I can be mean and nasty when I’m stressed or overwhelmed-especially toward my husband Shmuel. Though our love has been unquestionable since we were 19 years old, he is always the first person to suffer when I am feeling off balance.
A few days ago, I lashed out at him. I followed my verbal attack with an apology, but it was too late to take back my words. The hurt was done.
A few conversations led to a better understanding between us. But the hardest part was not asking for his forgiveness. The hardest part was bouncing back to loving myself, because I hated myself for what I had said!
“If you can muster some tenderness for yourself when you think you’re at your worst–at precisely the time when you think you deserve criticism or punishment, then you’re on the way to stable self-esteem. This doesn’t mean that you don’t take responsibility for being a jerk or breaking promises…”
Choose to love yourself more
Self-love is not found but chosen. Just as with happiness, we often place the responsibility for loving ourselves on other people’s shoulders. It is very easy to play the “blame-game” and wonder why other people drain our energy.
Choosing to love yourself is a sacred responsibility that is yours alone. Regardless of what you say or what you do, you can choose self-love in every given moment. Even when you mess up.
Give yourself permission to love yourself more
It is hard for women to allow ourselves to be human. We get used to wearing the superhero mask, and we forget that in order to truly become a Wonder Woman, we must first love ourselves. Loving and forgiving yourself is not as easy as loving and forgiving others. If you are anything like me, you might not be doing so well. In order to love yourself more, you must give yourself the permission.
Practice the 3-minute “Self-Love Chat” to love yourself more
Back to my little self-love crisis.
After my blow-up at Shmuel, I could not shake the guilt, shame, and self-criticism. I knew I needed to turn to my “Self-Love Chat,” a practice I created to help myself and other women pivot away from self-judgment and toward self-love.

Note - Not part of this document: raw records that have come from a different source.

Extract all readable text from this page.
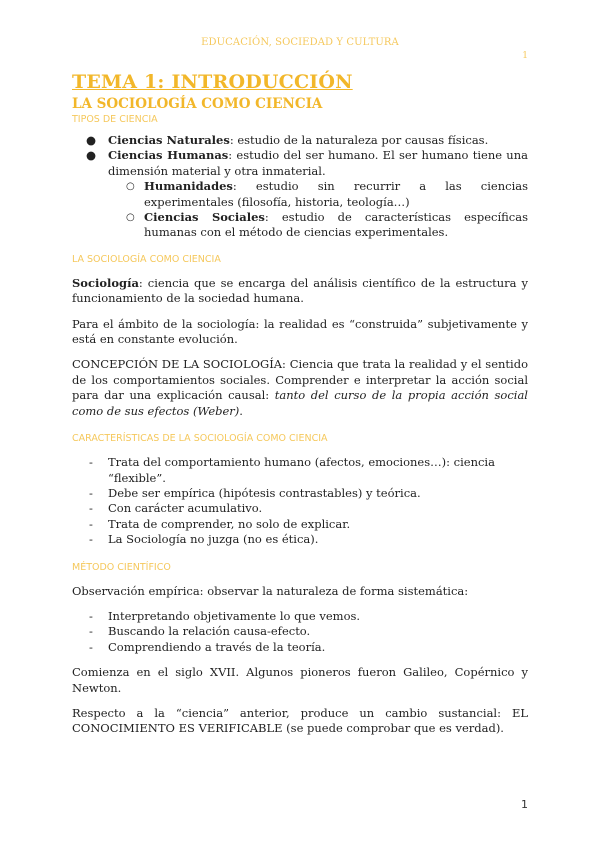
EDUCACIÓN, SOCIEDAD Y CULTURA
1
TEMA 1: INTRODUCCIÓN
LA SOCIOLOGÍA COMO CIENCIA
TIPOS DE CIENCIA
● Ciencias Naturales: estudio de la naturaleza por causas físicas.
● Ciencias Humanas: estudio del ser humano. El ser humano tiene una dimensión material y otra inmaterial.
○ Humanidades: estudio sin recurrir a las ciencias experimentales (filosofía, historia, teología…)
○ Ciencias Sociales: estudio de características específicas humanas con el método de ciencias experimentales.
LA SOCIOLOGÍA COMO CIENCIA

Sociología: ciencia que se encarga del análisis científico de la estructura y funcionamiento de la sociedad humana.

Para el ámbito de la sociología: la realidad es “construida” subjetivamente y está en constante evolución.

CONCEPCIÓN DE LA SOCIOLOGÍA: Ciencia que trata la realidad y el sentido de los comportamientos sociales. Comprender e interpretar la acción social para dar una explicación causal: tanto del curso de la propia acción social como de sus efectos (Weber).

CARACTERÍSTICAS DE LA SOCIOLOGÍA COMO CIENCIA
- Trata del comportamiento humano (afectos, emociones…): ciencia “flexible”.
- Debe ser empírica (hipótesis contrastables) y teórica.
- Con carácter acumulativo.
- Trata de comprender, no solo de explicar.
- La Sociología no juzga (no es ética).
MÉTODO CIENTÍFICO

Observación empírica: observar la naturaleza de forma sistemática:

- Interpretando objetivamente lo que vemos.
- Buscando la relación causa-efecto.
- Comprendiendo a través de la teoría.

Comienza en el siglo XVII. Algunos pioneros fueron Galileo, Copérnico y Newton.

Respecto a la “ciencia” anterior, produce un cambio sustancial: EL CONOCIMIENTO ES VERIFICABLE (se puede comprobar que es verdad).

1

The “Self-Love Chat” is a gentle conversation that you have with yourself daily. But it deserves special attention when you want to switch your inner dialogue from “I hate myself” to “I love myself.”
It is important to make the practice fun and simple. Imagine telling someone else why you love her–only now say it to yourself. To make the chat feel authentic, don’t use just positive words. (Yes, I know! Affirmations are supposed to be positive to be effective! But try it. It works!).
Here is an example of the first few days:
I hate myself for what I said. I love myself anyway. I should have kept my mouth shut. I love myself anyway. I ruined everything. I love myself anyway. I should have done better. I love myself anyway. I did it AGAIN. I love myself anyway. There is no excuse. I love myself anyway.
I apologized. I love myself. I was being honest. I love myself. I wasn’t being 100% honest. I love myself anyway. I am being nicer to myself today. I love myself anyway. I feel fulfilled and accomplished. I love myself. I said 40 times: “love yourself.” I love myself. I choose to be kind to myself. I choose to be compassionate to myself. I choose to forgive myself. I love myself.
I love myself no matter what. I love myself for who I am, regardless of what I do. Just for today–I choose to love myself. It feels good to love myself. I know how to love myself. I believe it is possible to love yourself. I make self-love my priority today. I love myself.
When you look at these examples, you can probably see that the language shifted from Day 1 to Day 2. I learned to add “I love myself anyway” from Danielle Laporte. I think this idea is brilliant because it makes self-love believable.
There are three ways to give yourself a “Self-Love Chat”:
- The written chat
Write your daily chat in your “self-love” journal, with dry-erase markers on your bathroom mirror, or on sticky notes posted where you will see them.
- The mental chat
If you are not the writerly type, simply create a mental chat. You can do it while standing in line at the grocery store or the bank. Find three minutes every day to practice the self-love chat in your mind.
- The recorded chat
I read somewhere that nothing is more powerful than the sound of your own voice. Record your self-love chat on your smart phone and listen to it! If you’ve never tried it before, you must give it a chance. Listening to yourself saying, “I love myself,” is truly powerful.